Le message israélien en Syrie

Quand Israël revendique une frappe, il fournit tous les détails. Les informations sur le raid de l’aviation de Tsahal, dans la nuit du 16 novembre, contre des objectifs dans les sud de la Syrie, donnent une idée du niveau et de la précision des renseignements dont dispose Israël de l’autre côté de la frontière.  Pas moins de huit objectifs ont été visés, dans la région de Damas et sur le Golan syrien : parmi eux un poste de commandement de l’armée syrienne et un complexe militaire iranien près de l’aéroport de Damas.

Et il y a une grande activité dans cette région de la Syrie. Parmi les forces en présence, on recense principalement : l’armée syrienne : elle a repris une partie de ses positions dans le sud du pays et dispose de batteries de défense aérienne qu’elle a déjà utilisées contre des chasseurs de Tsahal. Plusieurs de ces batteries ont d’ailleurs été neutralisées par l’aviation israélienne lors de différents raids.

Le Hezbollah : la milice chiite libanaise pro-iranienne a déployé deux unités dans le sud et sur le Golan syrien, qui fonctionnent aussi partiellement dans les rangs de l’armée syrienne.

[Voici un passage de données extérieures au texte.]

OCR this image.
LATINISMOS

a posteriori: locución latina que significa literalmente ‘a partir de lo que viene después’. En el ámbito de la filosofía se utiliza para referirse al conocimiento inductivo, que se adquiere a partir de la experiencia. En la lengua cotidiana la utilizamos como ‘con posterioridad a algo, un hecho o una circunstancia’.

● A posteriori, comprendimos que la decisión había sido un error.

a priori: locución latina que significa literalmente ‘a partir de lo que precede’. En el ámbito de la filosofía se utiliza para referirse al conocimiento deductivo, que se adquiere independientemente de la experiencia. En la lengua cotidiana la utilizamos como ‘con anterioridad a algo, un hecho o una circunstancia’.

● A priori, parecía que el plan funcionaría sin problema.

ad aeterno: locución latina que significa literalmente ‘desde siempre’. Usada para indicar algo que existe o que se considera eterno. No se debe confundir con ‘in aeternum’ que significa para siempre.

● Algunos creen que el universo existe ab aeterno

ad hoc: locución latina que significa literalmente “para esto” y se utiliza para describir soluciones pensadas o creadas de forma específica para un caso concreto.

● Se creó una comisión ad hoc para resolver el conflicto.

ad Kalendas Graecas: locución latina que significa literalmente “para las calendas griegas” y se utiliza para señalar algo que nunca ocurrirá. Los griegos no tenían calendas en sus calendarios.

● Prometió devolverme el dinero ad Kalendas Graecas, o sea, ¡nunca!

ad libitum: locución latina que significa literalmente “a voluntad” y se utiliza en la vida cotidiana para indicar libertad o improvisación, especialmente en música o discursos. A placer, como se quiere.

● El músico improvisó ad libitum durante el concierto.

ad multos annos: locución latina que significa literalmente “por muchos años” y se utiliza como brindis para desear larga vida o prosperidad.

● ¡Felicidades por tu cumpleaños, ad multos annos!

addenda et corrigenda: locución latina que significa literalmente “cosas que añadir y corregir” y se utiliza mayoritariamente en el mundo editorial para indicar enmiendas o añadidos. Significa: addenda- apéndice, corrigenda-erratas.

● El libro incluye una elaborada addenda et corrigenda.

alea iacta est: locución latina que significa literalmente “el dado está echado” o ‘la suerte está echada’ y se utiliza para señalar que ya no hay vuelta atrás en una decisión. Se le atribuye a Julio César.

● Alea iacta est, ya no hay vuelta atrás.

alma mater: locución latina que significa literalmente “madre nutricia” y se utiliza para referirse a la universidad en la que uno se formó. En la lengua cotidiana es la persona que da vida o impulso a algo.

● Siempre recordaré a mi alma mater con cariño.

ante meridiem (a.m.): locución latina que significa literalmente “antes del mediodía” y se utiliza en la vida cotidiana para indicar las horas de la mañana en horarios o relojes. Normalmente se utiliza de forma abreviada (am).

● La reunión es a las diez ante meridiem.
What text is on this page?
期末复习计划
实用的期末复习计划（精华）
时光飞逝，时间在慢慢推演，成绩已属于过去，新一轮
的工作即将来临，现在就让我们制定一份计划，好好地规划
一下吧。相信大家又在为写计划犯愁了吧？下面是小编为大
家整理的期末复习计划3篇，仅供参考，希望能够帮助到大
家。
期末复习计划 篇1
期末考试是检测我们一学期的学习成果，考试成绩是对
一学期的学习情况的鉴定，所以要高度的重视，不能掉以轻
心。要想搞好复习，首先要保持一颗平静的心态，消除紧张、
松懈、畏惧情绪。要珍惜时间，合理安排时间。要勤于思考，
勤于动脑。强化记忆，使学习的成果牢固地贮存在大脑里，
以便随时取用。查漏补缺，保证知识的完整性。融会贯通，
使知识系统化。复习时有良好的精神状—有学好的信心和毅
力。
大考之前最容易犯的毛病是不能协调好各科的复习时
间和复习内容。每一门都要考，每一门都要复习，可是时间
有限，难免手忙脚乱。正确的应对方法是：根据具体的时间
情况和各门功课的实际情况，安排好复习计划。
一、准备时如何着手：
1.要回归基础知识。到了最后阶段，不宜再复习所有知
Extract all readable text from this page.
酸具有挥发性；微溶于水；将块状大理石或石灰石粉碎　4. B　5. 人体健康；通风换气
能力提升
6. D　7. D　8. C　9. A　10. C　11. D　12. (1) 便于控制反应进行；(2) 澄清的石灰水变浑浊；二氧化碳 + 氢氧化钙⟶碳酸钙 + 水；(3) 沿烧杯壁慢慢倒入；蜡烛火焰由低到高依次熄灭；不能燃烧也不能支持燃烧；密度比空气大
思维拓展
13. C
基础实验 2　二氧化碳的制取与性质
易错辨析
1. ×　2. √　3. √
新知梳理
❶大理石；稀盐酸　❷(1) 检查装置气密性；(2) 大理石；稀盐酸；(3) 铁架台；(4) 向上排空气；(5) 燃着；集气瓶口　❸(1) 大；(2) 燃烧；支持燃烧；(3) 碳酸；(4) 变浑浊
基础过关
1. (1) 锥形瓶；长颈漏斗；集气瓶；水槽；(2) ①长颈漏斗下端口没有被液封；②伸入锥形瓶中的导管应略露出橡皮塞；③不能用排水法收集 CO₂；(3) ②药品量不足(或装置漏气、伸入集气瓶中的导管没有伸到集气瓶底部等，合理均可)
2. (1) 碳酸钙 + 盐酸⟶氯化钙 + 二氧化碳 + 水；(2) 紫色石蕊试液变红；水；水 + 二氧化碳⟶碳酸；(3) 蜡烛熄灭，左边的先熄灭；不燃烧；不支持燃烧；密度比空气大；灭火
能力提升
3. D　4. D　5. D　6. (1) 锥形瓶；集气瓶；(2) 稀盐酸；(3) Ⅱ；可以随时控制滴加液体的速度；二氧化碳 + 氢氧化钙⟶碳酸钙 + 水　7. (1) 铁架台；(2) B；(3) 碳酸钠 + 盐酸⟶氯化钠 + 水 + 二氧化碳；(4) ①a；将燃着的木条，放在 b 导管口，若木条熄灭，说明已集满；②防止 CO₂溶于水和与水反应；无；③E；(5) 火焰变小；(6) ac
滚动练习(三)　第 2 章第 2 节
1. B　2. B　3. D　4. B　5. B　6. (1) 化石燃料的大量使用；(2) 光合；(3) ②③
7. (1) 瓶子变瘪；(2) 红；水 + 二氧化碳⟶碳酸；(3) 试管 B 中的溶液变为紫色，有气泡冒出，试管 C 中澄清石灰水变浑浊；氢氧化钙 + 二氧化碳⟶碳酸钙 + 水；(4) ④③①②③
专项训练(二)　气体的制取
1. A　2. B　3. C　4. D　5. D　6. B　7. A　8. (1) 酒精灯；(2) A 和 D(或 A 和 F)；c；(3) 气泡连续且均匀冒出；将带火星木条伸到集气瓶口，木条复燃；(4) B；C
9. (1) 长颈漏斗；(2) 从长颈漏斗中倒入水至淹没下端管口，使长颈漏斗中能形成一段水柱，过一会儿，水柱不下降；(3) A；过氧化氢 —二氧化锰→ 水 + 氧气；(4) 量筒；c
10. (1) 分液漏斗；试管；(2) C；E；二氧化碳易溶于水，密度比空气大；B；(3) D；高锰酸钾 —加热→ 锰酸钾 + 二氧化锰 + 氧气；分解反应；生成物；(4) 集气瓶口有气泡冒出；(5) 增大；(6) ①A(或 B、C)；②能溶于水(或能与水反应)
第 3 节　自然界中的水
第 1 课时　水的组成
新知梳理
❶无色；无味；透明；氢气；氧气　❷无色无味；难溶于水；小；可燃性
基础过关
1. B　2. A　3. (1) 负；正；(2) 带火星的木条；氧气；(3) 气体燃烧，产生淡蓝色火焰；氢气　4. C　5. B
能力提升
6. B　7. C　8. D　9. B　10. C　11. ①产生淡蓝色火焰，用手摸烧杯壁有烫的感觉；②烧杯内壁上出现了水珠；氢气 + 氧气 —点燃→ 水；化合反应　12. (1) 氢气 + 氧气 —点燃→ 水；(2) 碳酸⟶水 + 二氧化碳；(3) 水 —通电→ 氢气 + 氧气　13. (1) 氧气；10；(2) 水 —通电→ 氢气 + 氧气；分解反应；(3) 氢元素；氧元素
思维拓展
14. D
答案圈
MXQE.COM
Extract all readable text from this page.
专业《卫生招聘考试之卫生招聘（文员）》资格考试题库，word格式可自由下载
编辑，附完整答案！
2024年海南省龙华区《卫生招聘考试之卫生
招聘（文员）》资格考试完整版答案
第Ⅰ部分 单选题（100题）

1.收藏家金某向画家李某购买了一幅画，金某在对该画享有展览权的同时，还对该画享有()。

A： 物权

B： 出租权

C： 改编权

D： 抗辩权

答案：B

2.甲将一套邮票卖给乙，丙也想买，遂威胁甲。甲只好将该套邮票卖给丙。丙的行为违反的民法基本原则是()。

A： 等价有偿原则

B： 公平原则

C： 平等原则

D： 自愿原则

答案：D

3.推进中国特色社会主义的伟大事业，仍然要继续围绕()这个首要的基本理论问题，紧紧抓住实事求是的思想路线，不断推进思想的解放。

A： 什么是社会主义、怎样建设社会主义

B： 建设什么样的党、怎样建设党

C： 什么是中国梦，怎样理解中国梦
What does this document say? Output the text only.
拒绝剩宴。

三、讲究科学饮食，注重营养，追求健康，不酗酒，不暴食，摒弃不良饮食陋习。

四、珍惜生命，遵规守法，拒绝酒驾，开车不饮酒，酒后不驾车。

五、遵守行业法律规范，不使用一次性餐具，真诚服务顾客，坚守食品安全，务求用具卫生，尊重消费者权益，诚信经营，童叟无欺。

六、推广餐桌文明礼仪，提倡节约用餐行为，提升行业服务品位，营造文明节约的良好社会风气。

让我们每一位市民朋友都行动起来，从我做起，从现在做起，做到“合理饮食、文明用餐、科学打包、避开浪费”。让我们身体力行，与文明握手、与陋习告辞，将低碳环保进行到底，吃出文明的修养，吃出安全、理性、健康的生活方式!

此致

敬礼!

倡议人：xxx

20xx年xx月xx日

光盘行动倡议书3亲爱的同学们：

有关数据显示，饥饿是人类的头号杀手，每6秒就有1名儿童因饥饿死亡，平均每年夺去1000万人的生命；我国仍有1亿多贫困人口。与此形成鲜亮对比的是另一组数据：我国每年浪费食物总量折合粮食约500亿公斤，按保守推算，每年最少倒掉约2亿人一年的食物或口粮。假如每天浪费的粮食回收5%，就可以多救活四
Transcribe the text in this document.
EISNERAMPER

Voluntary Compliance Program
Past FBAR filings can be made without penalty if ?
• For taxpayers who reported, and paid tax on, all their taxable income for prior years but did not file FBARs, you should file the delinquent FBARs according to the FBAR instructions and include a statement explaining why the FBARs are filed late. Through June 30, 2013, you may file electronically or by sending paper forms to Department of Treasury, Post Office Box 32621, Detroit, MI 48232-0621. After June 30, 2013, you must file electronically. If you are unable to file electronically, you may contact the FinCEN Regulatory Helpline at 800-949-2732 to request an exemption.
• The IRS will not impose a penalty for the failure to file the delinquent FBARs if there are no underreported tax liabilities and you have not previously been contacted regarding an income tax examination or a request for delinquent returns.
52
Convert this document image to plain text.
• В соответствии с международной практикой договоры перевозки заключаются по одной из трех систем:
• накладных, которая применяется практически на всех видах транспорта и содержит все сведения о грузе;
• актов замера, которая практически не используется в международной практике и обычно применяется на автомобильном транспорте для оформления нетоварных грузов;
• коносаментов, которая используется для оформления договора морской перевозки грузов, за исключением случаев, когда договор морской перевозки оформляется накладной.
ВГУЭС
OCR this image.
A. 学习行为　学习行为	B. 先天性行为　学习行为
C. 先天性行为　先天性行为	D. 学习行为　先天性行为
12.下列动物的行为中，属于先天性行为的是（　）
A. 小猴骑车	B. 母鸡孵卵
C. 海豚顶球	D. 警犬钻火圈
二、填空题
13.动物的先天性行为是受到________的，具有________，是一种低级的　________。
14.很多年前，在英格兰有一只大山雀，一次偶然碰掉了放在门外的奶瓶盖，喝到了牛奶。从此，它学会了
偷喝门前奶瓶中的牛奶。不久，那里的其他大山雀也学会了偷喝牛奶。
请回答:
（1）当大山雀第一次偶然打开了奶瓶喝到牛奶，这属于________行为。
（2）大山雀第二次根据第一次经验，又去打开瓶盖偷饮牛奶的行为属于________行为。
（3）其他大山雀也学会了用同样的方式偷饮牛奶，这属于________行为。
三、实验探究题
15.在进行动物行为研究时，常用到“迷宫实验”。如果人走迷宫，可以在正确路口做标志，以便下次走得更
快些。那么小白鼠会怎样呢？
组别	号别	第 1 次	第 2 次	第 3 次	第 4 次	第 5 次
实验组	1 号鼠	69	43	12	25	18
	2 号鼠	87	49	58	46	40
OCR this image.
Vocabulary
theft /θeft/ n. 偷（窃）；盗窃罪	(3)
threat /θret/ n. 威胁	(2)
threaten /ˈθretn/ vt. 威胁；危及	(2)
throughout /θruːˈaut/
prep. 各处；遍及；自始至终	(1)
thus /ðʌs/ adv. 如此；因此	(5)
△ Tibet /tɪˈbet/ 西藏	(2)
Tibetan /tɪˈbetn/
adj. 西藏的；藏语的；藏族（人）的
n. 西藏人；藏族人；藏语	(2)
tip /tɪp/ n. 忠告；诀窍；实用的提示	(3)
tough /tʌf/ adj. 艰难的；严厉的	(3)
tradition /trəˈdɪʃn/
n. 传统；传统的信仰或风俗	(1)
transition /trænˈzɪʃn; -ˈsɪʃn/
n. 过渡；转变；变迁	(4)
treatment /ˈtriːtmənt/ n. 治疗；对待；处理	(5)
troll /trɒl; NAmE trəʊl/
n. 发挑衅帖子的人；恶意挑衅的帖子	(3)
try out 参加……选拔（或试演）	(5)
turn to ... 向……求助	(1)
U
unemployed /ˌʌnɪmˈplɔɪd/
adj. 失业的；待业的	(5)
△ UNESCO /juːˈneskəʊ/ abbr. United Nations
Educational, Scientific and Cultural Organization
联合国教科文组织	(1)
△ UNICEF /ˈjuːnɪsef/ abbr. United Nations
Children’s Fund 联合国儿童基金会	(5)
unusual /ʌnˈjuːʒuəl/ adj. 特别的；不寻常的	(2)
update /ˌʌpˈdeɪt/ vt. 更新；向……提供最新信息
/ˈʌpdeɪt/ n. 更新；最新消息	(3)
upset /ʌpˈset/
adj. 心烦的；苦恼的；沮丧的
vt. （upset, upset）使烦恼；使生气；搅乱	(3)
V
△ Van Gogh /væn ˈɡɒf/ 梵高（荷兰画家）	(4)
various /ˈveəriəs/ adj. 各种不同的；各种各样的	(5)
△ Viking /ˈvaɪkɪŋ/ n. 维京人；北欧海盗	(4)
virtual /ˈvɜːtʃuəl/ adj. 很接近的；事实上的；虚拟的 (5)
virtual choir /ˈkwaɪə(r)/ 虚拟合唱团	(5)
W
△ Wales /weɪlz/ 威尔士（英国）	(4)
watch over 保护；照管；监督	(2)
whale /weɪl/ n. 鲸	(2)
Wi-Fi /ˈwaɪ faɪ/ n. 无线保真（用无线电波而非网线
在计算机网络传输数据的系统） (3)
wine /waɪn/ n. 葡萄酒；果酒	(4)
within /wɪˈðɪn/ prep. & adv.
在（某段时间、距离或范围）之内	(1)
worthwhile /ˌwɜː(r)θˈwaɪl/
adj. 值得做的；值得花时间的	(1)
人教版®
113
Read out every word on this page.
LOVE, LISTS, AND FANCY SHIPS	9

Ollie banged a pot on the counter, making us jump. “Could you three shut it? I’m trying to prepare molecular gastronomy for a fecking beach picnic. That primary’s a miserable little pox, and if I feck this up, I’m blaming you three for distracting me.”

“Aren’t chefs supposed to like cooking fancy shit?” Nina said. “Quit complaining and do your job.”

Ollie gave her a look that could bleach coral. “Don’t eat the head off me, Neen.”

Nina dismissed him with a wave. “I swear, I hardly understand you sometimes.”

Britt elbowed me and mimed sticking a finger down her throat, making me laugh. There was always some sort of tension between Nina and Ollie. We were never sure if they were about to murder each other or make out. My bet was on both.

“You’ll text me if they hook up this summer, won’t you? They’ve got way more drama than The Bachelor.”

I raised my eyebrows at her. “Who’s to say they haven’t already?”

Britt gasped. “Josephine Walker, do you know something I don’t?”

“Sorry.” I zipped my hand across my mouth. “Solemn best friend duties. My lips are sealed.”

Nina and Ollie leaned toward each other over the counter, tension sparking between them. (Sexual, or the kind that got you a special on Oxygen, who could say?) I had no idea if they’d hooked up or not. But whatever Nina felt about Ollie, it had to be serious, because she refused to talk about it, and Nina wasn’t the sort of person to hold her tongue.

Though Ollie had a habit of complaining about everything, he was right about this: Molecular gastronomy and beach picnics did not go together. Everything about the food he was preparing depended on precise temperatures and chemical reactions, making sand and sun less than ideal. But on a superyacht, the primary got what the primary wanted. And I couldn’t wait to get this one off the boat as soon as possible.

Elles ont pour mission de collecter de l’information sur les mouvements de l’armée israélienne et de perpétrer des attaques ponctuelles. Elles sont composées de miliciens du Hezbollah et d’agents locaux, qui connaissent parfaitement le terrain.

La force al Qods : c’est certainement l’information la plus importante révélée cette semaine par Tsahal : la présence de l’unité 840 de l’organisation iranienne, et dont le rôle est de planifier et d’organiser une infrastructure terroriste à l’extérieur de l’Iran. C’est elle qui opère notamment dans les pays occidentaux et contre des opposants au régime de Téhéran. Ce sont des membres de l’unité 840 qui ont placé des mines antipersonnel dans la zone tampon qui sépare la Syrie d’Israël, sur le versant israélien du Golan.

Et il existe encore différentes milices sous contrôle iranien et composées de combattants chiites afghans et pakistanais.

On sait que dans cette « campagne entre les guerres », la doctrine de Tsahal appliquée pour le front syrien depuis quelques années, ce sont surtout des opérations sans signature qui sont réalisées, de façon à ne pas engager l’ennemi dans l’escalade.  Ce sont des actions préventives qui visent à freiner l’implantation de l’Iran à portée de missiles du territoire israélien. Mais le raid du début de la semaine est différent, car il s’agit d’une riposte à une violation de souveraineté, et qui du point de vue d’Israël exigeait une réponse claire et non proportionnelle.   

Il faut y voir d’abord un message à l’Iran : Israël est parfaitement renseigné sur son déploiement, ses bases, ses équipements et peut les frapper ponctuellement quand il l’estime nécessaire. Il est possible aussi que de telles frappes s’intensifient dans les semaines et les mois à venir, pour faire comprendre à Téhéran, qu’il ne laissera pas marquer des points sur le terrain, en attendant l’investiture du prochain président américain.

Et la frappe israélienne de cette semaine est aussi un message aux Etats-Unis : si la nouvelle administration Biden décide de reprendre des pourparlers avec l’Iran pour réintégrer les Etats-Unis dans l’accord international sur le nucléaire iranien, elle devra prendre en compte la présence de l’Iran sur le front nord d’Israël.